SOC Technology Failures — Do They Matter?

by Anton Chuvakin on December 10, 2021

SOC Technology Failures — Do They Matter?

Most failed Security Operations Centers (SOCs) that I’ve seen have not failed due to a technology failure. Lack of executive commitment, process breakdowns, ineffective workforces (often a result from poor management and lack of commitment … again) and talent shortages have killed more SOCs than any and all technology failures.

Example SOC Troubles from some presentation 🙂

As we are working on the next SOC paper jointly with Deloitte (paper 1, paper 2, paper 3 coming out really soon), we came across the need to review some of the current technology challenges in the SOC. Hence this blog was born.

BTW, if somebody wakes me up at 3:00 a.m. and says “Anton, what is the top reason why a security operation center may fail?” I would name the loss of executive commitment. I have seen too many SOCs that decayed over time as management lost interest in their excellence, then in their performance and finally in their existence… Some of the noted breaches in the last decade can be traced to a SOC that was developed, refined and improved and then left to deteriorate (naïve outsourcing often played a role of a final nail in the coffin). On the flipside, there is nothing better to revive the presence of the SOC other than a major security incident — the trick is to keep the momentum going for years afterwards…

But I digress. Let’s stick to mostly technology focused failures. An astute reader will notice that in the list below, some of the purported technology failures are really process failures in disguise. I apologize for this in advance 🙂

Scaling failures — Often when you get to POC an impressive new tool, the ability to scale is not truly understood and battle-tested until you onboard the tool into your workflow. There can be several dimensions to scaling from the ability to consume data, process data, store data, and make sense of all your unique data types at the scale you need it to be. Even the way you use the tool may cause unseen bottlenecks and affect your ability to scale.
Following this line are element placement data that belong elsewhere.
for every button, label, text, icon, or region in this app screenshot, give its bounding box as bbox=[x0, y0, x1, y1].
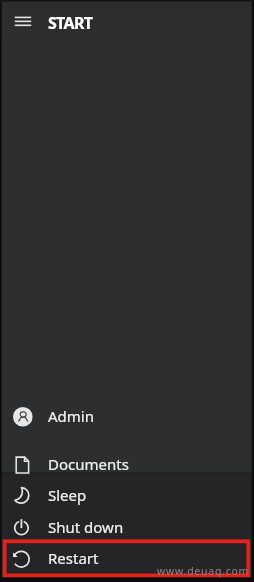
button[interactable]: Admin bbox=[0, 400, 254, 432]
staticText: START bbox=[48, 12, 93, 34]
staticText: Admin bbox=[48, 406, 94, 426]
button[interactable]: Sleep bbox=[0, 479, 254, 511]
button[interactable]: Restart bbox=[0, 542, 254, 574]
staticText: Sleep bbox=[48, 485, 87, 505]
button[interactable]: Shut down bbox=[0, 511, 254, 543]
button[interactable]: Menu bbox=[0, 0, 44, 40]
staticText: Documents bbox=[48, 454, 129, 474]
staticText: Restart bbox=[48, 548, 99, 568]
button[interactable]: Documents bbox=[0, 448, 254, 480]
staticText: www.deuaq.com bbox=[157, 564, 250, 578]
staticText: Shut down bbox=[48, 517, 124, 537]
It’s far too often that vendors showcase a product’s abilities in it’s best and perfect use case, without little regard to scale. In other instances, the tool may have strong engineering behind it and truly have an ability to scale to many use cases, but a terrible user experience that makes everyone dread using it with the data volumes at hand (think drop-down menus with 2300 entries…) Or, the tool works, but only as long as you down-scope your collection efforts to below your actual security needs. Finally, the tool may “scale physically, but not economically” i.e. it will run at scale you need, but nobody can realistically afford it …

Sponsorships Available

Tool deployed and then not operationalized sounds like a process failure, or a people failure. I lamented on this back in 2012, and this affliction has not truly subsided. However, why are some tools sitting unused in those boxes while others develop an active and passionate user bases? You don’t think it can be about the tool at all? Perhaps the tool vendor made some incorrect assumptions about how their technology is really used in the real world? Or, overestimated it’s value a bit for a particular type of client? Or a client may have thought that deploying the tool and turning it on was “self-service” — only to realize that they should have paid for the consulting partner to make it work.

In other cases, the tool “does runs, but does not work” (my name for failure to design the tool to be usable in real-world environments). There are also piles of tools that are deployed and used in production — but only 10% of the capabilities are utilized. Some technologies seem valuable, but are such a burden to maintain and use in real life that it is practically impossible. SOC should not spend time / resources managing such technologies. If your key SOC technology (whether you call it a SIEM or not) is that hard to manage, toss it, buy SaaS-based technology.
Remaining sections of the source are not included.